Status: • The OpenSearch cluster has processed the entire backlog and is now ingesting logs in real time without delay. • All indices are writable and healthy, and write throughput remains stable.
Resolution Details: • We increased disk capacity on the affected data nodes and rebalanced shard allocation to clear the high‐watermark condition. • The cluster’s health is green and all new log events are successfully indexed. • Live log streaming via cf logs APP_NAME continues to work as expected.
Next Steps: • We will keep a heightened watch on disk usage and shard distribution over the next 24 hours to ensure sustained health. • If you notice any further issues with log visibility or performance, please open a support ticket.
Thank you for your patience and apologies for any inconvenience.
Posted Apr 17, 2025 - 15:42 EDT
Monitoring
Update – 12:56 PM ET
Status: - Logs are flowing into the OpenSearch cluster again, but indices are still catching up to real time. - Full real-time ingestion is expected to resume within the next few hours. - In the meantime, stream live application logs with: cf logs APP_NAME
----
Technical Details
Durable storage & caching: Application logs are first written to S3 for durability, then passed through a cache before landing in OpenSearch.
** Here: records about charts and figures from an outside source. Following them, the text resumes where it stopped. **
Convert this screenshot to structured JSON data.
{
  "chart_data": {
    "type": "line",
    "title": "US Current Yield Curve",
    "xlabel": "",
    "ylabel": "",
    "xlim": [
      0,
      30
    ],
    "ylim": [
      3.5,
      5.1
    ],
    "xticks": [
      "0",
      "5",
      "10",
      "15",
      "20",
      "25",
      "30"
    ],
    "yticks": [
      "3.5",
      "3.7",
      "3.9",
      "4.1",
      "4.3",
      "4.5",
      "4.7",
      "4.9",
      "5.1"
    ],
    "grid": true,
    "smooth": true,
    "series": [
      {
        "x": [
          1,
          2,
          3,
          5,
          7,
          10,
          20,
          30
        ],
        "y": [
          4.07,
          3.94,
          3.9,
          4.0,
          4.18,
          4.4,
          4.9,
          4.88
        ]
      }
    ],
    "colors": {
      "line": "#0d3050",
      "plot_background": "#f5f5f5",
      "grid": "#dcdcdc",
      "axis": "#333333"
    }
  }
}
This two‑step process ensures no data loss even if the cluster becomes temporarily unavailable.
Root cause: Several OpenSearch data nodes exceeded their disk‑usage high watermark. When this threshold is crossed, OpenSearch marks the affected indices as read‑only and rejects new writes.
Mitigation: We increased storage capacity on the affected nodes and rebalanced shard allocation across the cluster. The cluster is now healthy and processing the backlog of cached logs.
----
Next Update: We will continue to monitor cluster health and ingestion rates. Our next status update will be posted by 3:30 PM ET, or sooner if anything changes.
Posted Apr 17, 2025 - 12:56 EDT
Investigating
We have noticed that no logs are appearing in OpenSearch for customer logs (https://logs.fr.cloud.gov) after approximately 10:11 AM ET. We are investigating and will provide an update as soon as we know more.
Posted Apr 17, 2025 - 11:46 EDT
This incident affected: cloud.gov customer access (Logs front end).